Meredith Wadman is a senior reporter at Science magazine in Washington, D.C. Her critically acclaimed book, The Vaccine Race: Science, Politics and the Human Costs of Defeating Disease, tells the tale of WI-38, a fascinating cell line with a colorful and controversial history and a huge public health impact.
Before joining Science, Wadman was an editorial fellow at New America, a Washington, D.C. think tank. Prior to that, she was a Washington-based reporter covering the medical research community for Nature for 17 years. She has also written on biotech and on biomedical policy issues for The New York Times, The Washington Post, The Wall Street Journal, Time and Fortune magazine. Her broadcast appearances include CNN, NPR’s 1A, Public Radio International’s The World, and Public Radio’s Science Friday.

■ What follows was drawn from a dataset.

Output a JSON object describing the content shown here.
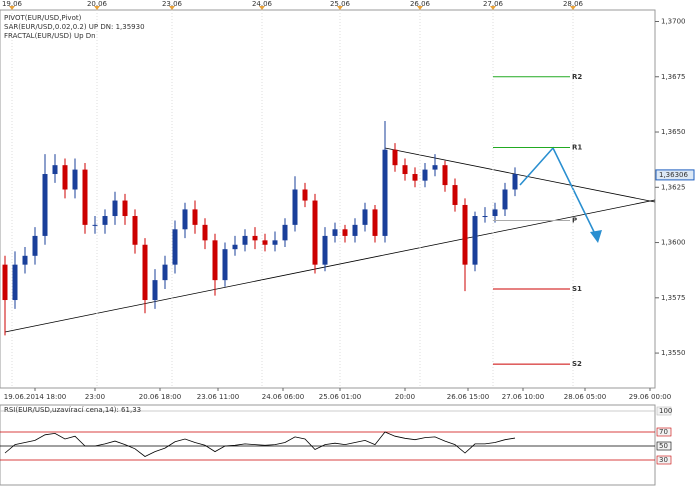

Wadman earned a B.A. in human biology at Stanford University and began medical school at the University of British Columbia, in her native Vancouver, Canada. She completed her medical degree at Oxford University, where she was a Rhodes Scholar. She also earned a master’s degree at the Graduate School of Journalism at Columbia University in New York City.
As a medical student, Wadman staffed public health clinics in rural Ghana, worked on the pediatric ward in an overwhelmed, underfunded hospital for blacks in apartheid-era South Africa and traveled in longboats to work in public health clinics in the jungles of Borneo.
Today, she lives in suburban Washington with her husband, Tim Wells.